In the United States, a foreign-trade zone (FTZ) is a geographical area, in (or adjacent to) a United States Port of Entry, where commercial merchandise, both domestic and foreign receives the same Customs treatment it would if it were outside the commerce of the United States. Another definition of an FTZ states that it is an isolated, enclosed and policed area operated as a public utility, furnished with facilities for loading, unloading, handling, storing, manipulating, manufacturing and exhibiting goods and for reshipping them by land, water or air. Merchandise of every description may be held in the zone without being subject to tariffs (customs duties) and other ad valorem taxes. This tariff and tax relief is designed to lower the costs of U.S.-based operations engaged in international trade and thereby create and retain the employment and capital investment opportunities that result from those operations. These special geographic areas – foreign-trade zones – are established "in or adjacent to" U.S. Ports of Entry and are under the supervision of the U.S. Customs and Border Protection under the United States Homeland Security Council. Since 1986, U.S. Customs' oversight of FTZ operations has been conducted on an audit-inspection basis known as Compliance Reviews, whereby compliance is assured through audits and spot checks under a surety bond, rather than through on-site supervision by Customs personnel.
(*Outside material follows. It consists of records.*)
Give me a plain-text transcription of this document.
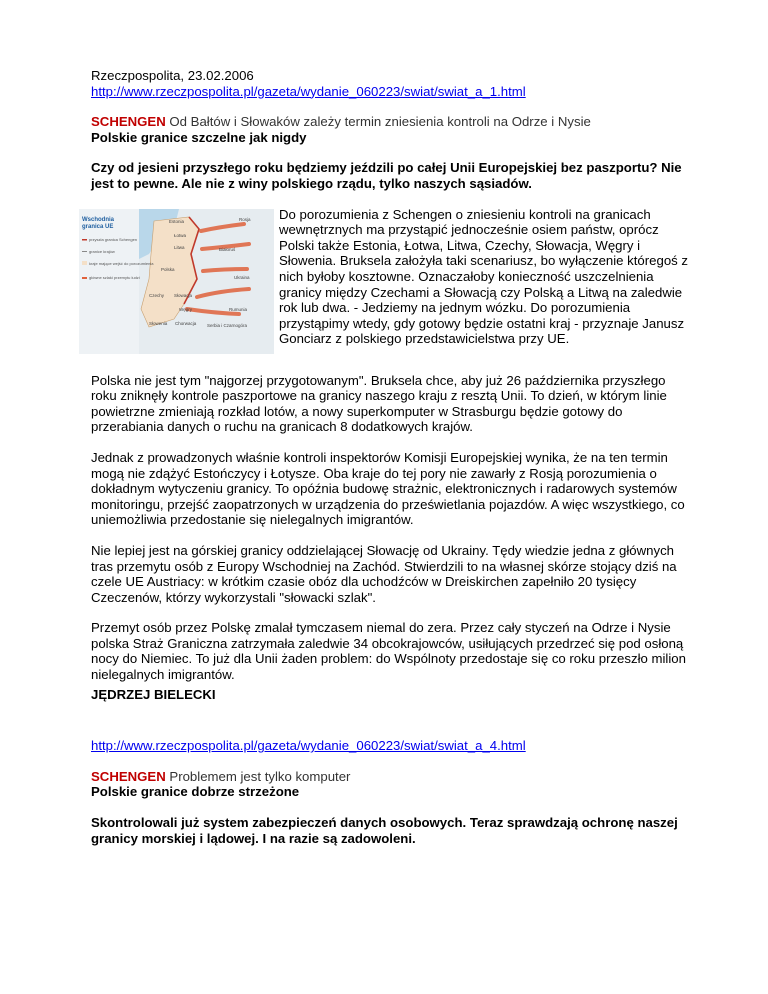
Rzeczpospolita, 23.02.2006

http://www.rzeczpospolita.pl/gazeta/wydanie_060223/swiat/swiat_a_1.html

SCHENGEN Od Bałtów i Słowaków zależy termin zniesienia kontroli na Odrze i Nysie

Polskie granice szczelne jak nigdy

Czy od jesieni przyszłego roku będziemy jeździli po całej Unii Europejskiej bez paszportu? Nie jest to pewne. Ale nie z winy polskiego rządu, tylko naszych sąsiadów.

Wschodnia
granica UE
przyszła granica Schengen
granice krajów
kraje mające wejść do porozumienia
główne szlaki przemytu ludzi
Estonia
Łotwa
Litwa
Rosja
Białoruś
Polska
Ukraina
Czechy Słowacja
Węgry	Rumunia
Słowenia Chorwacja Serbia i Czarnogóra

Do porozumienia z Schengen o zniesieniu kontroli na granicach wewnętrznych ma przystąpić jednocześnie osiem państw, oprócz Polski także Estonia, Łotwa, Litwa, Czechy, Słowacja, Węgry i Słowenia. Bruksela założyła taki scenariusz, bo wyłączenie któregoś z nich byłoby kosztowne. Oznaczałoby konieczność uszczelnienia granicy między Czechami a Słowacją czy Polską a Litwą na zaledwie rok lub dwa. - Jedziemy na jednym wózku. Do porozumienia przystąpimy wtedy, gdy gotowy będzie ostatni kraj - przyznaje Janusz Gonciarz z polskiego przedstawicielstwa przy UE.

Polska nie jest tym "najgorzej przygotowanym". Bruksela chce, aby już 26 października przyszłego roku zniknęły kontrole paszportowe na granicy naszego kraju z resztą Unii. To dzień, w którym linie powietrzne zmieniają rozkład lotów, a nowy superkomputer w Strasburgu będzie gotowy do przerabiania danych o ruchu na granicach 8 dodatkowych krajów.

Jednak z prowadzonych właśnie kontroli inspektorów Komisji Europejskiej wynika, że na ten termin mogą nie zdążyć Estończycy i Łotysze. Oba kraje do tej pory nie zawarły z Rosją porozumienia o dokładnym wytyczeniu granicy. To opóźnia budowę strażnic, elektronicznych i radarowych systemów monitoringu, przejść zaopatrzonych w urządzenia do prześwietlania pojazdów. A więc wszystkiego, co uniemożliwia przedostanie się nielegalnych imigrantów.

Nie lepiej jest na górskiej granicy oddzielającej Słowację od Ukrainy. Tędy wiedzie jedna z głównych tras przemytu osób z Europy Wschodniej na Zachód. Stwierdzili to na własnej skórze stojący dziś na czele UE Austriacy: w krótkim czasie obóz dla uchodźców w Dreiskirchen zapełniło 20 tysięcy Czeczenów, którzy wykorzystali "słowacki szlak".

Przemyt osób przez Polskę zmalał tymczasem niemal do zera. Przez cały styczeń na Odrze i Nysie polska Straż Graniczna zatrzymała zaledwie 34 obcokrajowców, usiłujących przedrzeć się pod osłoną nocy do Niemiec. To już dla Unii żaden problem: do Wspólnoty przedostaje się co roku przeszło milion nielegalnych imigrantów.

JĘDRZEJ BIELECKI

http://www.rzeczpospolita.pl/gazeta/wydanie_060223/swiat/swiat_a_4.html

SCHENGEN Problemem jest tylko komputer

Polskie granice dobrze strzeżone

Skontrolowali już system zabezpieczeń danych osobowych. Teraz sprawdzają ochronę naszej granicy morskiej i lądowej. I na razie są zadowoleni.
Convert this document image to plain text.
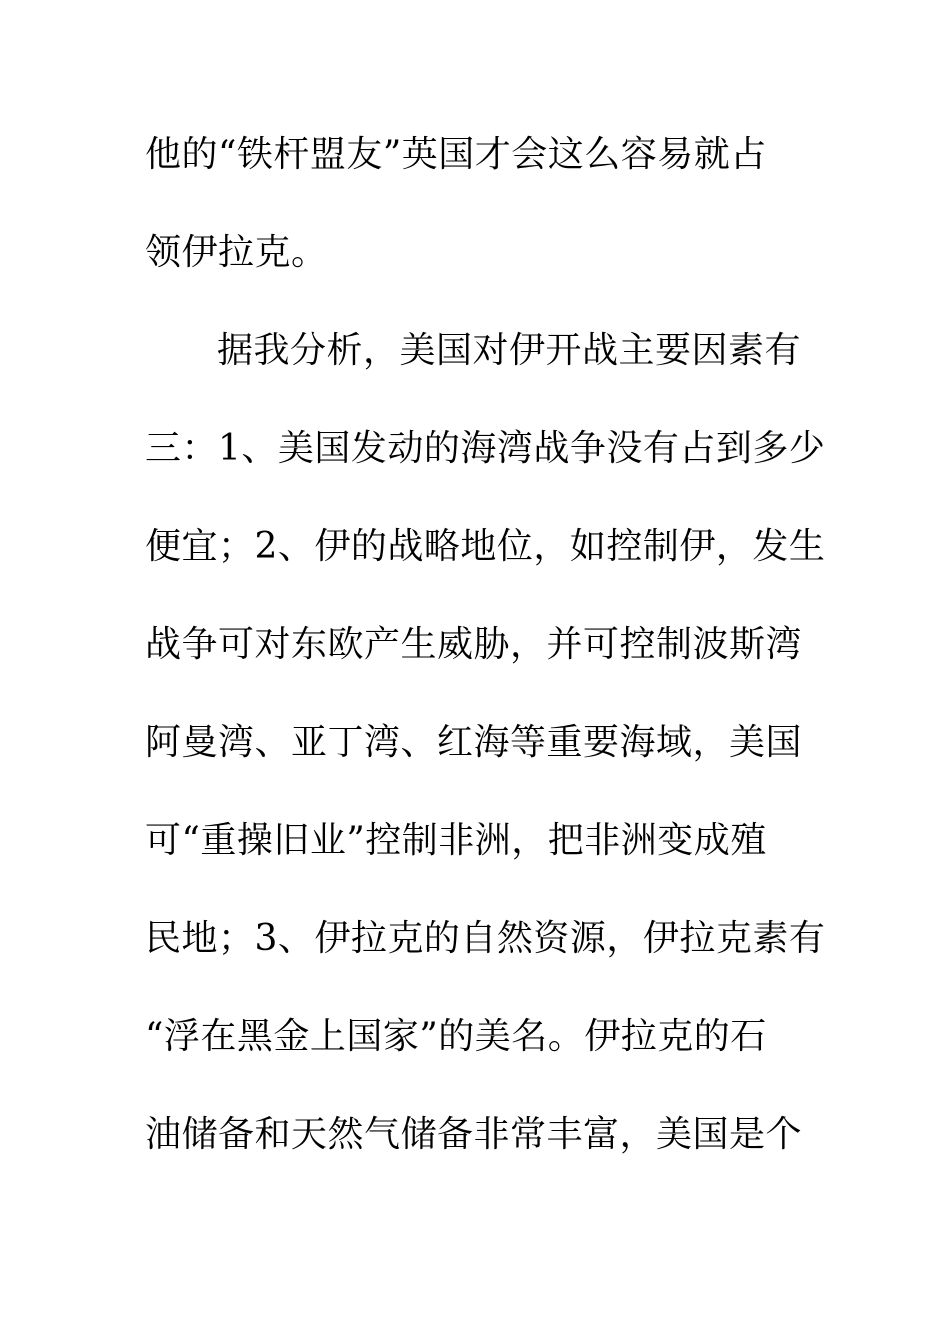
他的“铁杆盟友”英国才会这么容易就占
领伊拉克。
据我分析，美国对伊开战主要因素有
三：1、美国发动的海湾战争没有占到多少
便宜；2、伊的战略地位，如控制伊，发生
战争可对东欧产生威胁，并可控制波斯湾
阿曼湾、亚丁湾、红海等重要海域，美国
可“重操旧业”控制非洲，把非洲变成殖
民地；3、伊拉克的自然资源，伊拉克素有
“浮在黑金上国家”的美名。伊拉克的石
油储备和天然气储备非常丰富，美国是个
There are over 230 foreign-trade zone projects and nearly 400 subzones in the United States.

The U.S. foreign-trade zones program was created by the Foreign-Trade Zones Act of 1934. The Foreign-Trade Zones Act was one of two key pieces of legislation passed in 1934 in an attempt to mitigate some of the destructive effects of the Smoot-Hawley Tariffs, which had been imposed in 1930. The Foreign-Trade Zones Act was created to "expedite and encourage foreign commerce" in the United States.

Through World War II, manufacturing activity was allowed only on a very limited basis. In 1950, the original act was amended to open up FTZs to manufacturing, but it had little impact until 1980. In that year, Congress again amended the act so that products manufactured in the zones would not be assessed on U.S. value-added. This ensured that the only tariffs a producer inside the zone selling to U.S. customers would pay, would be on the raw materials imported into the zone. This "integrated" model, which replaced the previous "island" model, spurred growth in the U.S. foreign-trade zones program.